I also had questions about the finding that what people believed God to be saying corresponded with their own previously held personal opinions. How do we then know that their personal opinions had not also been influenced by God’s opinion?

Also, I’d have thought what is mentioned almost as an afterthought was rather crucial: that people of faith may also, besides their subjective opinions on a subject, be influenced by prayer and their sacred texts. I’d have thought it highly likely that prayer or sacred texts might lead a person to change from one viewpoint, however strongly felt, to another. Just as John Newton was persuaded that the slave trade was evil some time after he had come to faith, despite the biblically held view of many who supported it that slavery was sanctioned by the bible.

Perhaps most of all, I found myself questioning some of the very assumptions of Epley’s exercise. For instance, like John Newton, people, churches and cultures can be on a spectrum of change regarding what they feel to be God’s standpoint on moral issues, especially those in which there is diversity of opinion. A culture may well influence what a person believes about God, but that’s not to say that a person, church or even entire people might fall out of agreement with a culture’s assumptions, as happened, for instance, in England with the slave trade, and then slavery itself , in the first part of the 19th century.
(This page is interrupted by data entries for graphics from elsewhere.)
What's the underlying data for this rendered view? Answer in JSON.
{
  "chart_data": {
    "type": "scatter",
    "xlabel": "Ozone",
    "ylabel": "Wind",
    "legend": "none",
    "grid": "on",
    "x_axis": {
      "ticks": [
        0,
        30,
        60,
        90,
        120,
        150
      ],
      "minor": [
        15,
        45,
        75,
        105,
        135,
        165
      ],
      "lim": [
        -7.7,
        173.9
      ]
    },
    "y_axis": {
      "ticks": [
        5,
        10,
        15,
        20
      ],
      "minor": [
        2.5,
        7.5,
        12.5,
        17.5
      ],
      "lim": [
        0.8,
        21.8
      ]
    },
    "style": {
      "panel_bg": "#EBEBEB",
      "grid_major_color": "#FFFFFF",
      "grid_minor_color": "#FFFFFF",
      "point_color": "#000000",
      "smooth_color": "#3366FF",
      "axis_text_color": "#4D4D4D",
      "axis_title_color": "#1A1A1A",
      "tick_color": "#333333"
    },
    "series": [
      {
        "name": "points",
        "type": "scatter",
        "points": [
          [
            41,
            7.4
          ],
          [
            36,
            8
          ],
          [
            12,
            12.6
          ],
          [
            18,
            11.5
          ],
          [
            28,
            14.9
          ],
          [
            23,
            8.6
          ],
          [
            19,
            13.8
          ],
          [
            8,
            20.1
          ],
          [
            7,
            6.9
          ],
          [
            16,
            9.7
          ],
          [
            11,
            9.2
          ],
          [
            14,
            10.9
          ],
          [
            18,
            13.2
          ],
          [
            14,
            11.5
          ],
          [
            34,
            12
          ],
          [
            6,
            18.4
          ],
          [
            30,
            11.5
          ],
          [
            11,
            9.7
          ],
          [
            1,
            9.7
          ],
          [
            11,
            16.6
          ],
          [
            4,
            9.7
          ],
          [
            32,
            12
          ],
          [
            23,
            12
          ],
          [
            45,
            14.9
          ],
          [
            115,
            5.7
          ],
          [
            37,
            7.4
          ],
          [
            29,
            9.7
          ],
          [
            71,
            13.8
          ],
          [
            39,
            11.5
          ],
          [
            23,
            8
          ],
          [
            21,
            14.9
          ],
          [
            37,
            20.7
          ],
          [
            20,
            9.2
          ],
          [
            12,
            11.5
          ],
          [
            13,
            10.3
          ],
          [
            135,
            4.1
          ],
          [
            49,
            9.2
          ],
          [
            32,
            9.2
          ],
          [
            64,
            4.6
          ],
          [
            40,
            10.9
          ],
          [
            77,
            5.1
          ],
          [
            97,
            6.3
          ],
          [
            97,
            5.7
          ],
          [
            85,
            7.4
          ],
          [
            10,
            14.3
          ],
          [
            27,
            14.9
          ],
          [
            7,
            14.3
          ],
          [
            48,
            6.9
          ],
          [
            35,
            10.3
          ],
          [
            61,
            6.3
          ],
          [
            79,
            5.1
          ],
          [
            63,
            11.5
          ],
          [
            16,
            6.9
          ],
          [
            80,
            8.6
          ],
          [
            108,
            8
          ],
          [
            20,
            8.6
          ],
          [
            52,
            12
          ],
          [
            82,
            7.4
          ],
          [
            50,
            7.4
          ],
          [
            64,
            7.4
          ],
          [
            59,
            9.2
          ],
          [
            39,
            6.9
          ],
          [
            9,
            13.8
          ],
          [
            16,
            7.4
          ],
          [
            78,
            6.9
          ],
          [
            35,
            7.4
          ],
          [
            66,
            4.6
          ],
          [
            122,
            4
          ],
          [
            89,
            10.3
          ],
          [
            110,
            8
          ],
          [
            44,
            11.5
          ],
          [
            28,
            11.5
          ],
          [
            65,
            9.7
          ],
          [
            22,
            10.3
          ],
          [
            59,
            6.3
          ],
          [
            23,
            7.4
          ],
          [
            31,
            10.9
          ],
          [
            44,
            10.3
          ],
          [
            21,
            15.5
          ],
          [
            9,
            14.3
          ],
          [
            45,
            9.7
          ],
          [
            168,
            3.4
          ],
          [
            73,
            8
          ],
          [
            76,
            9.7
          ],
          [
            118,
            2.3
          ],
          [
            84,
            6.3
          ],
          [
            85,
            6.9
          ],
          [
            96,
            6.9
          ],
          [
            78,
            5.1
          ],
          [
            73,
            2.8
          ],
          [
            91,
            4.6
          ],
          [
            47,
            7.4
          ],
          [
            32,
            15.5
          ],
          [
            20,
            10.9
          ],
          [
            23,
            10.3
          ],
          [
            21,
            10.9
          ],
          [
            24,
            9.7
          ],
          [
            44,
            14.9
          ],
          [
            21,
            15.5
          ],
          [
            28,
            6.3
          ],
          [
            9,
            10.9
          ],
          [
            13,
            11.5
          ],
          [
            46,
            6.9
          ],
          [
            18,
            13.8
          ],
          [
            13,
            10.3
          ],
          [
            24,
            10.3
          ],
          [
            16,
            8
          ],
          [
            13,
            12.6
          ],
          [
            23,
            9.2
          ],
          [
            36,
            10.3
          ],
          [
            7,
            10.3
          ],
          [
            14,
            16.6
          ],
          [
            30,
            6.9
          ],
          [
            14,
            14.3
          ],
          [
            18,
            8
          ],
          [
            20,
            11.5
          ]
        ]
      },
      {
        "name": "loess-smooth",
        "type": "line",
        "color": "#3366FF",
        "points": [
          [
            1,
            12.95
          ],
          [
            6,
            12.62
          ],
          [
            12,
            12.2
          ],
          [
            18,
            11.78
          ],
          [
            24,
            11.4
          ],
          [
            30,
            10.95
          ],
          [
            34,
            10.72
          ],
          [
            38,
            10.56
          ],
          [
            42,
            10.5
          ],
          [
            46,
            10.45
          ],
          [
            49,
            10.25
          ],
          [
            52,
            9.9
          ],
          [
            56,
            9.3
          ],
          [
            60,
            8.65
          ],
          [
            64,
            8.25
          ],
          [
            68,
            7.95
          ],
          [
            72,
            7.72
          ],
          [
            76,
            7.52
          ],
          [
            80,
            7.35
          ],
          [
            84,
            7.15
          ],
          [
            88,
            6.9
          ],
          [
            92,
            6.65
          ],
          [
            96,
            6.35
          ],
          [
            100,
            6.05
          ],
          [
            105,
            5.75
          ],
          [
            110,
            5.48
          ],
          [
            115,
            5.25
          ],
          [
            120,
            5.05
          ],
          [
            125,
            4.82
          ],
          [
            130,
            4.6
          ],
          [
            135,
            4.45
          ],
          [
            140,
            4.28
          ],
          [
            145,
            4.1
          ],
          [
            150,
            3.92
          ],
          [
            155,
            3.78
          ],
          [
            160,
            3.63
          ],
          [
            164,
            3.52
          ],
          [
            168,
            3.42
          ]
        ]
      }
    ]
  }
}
It all depends where on the spectrum a person happens to be when you question them.

It seems to me that the US also provides a good example of change along a spectrum. In the churches, particularly in the evangelical community, there has for some time been an assumption that God’s will on moral issues prioritises personal morality, and issues such as abortion, family, homosexuality etc. It seems to me that this focus on ‘private morality’ is changing to a greater concern for social morality, for the well-being of the poor, and can especially be seen in the current debate in the US about health insurance.

What would Jesus say?’ does have some validity for people searching for God’s viewpoint on moral issues, if it leads them to study carefully, and in a contextualised way, what Jesus taught, and how that recontextualises for today. But it would need to be complemented by other factors, such as, the illumination of the Holy Spirit, and the generally held views of the people of faith.

The tool of the hermeneutical spiral for interpreting the bible seems to me to apply to the interpretation and application of moral issues also. The idea is that nobody comes to any biblical text or moral issue with a blank understanding. We all come with baggage of beliefs of many kinds, which may be a mixture of God’s viewpoint and culturally formed opinion. When a viewpoint is allowed to be subject to further evidence, illumination or in-put, it may change, and the understanding of the text or moral issue may also change. In this way, understanding spirals towards a better or improved understanding of the text, or of what God might be saying.

Does this mean that we never really understand what God is saying on moral issues? Not at all. We can come to a better position on moral issues, and with improved assurance or certainty. Sometimes the moral issue really speaks for itself, for instance when it became known how slaves were really treated in transportation or on the plantations. Sometimes moral standpoints may need to be more nuanced in the light of further information or evidence - which could well be the case with abortion, homosexuality, birth control etc.

I’m just not sure Epley and Myers have really thought through all the issues, and I found some of the relish with which researchers greeted their findings rather ugly.

 

Re: One important reason that objective monotheism is a bad ...

Myers, in particular, strikes me as a fundamentalist of the scientific method.  That’s why I read his blog.  It is such a sharp contrast to the religious fundamentalism that I often see.

Thanks for your thoughtful comments.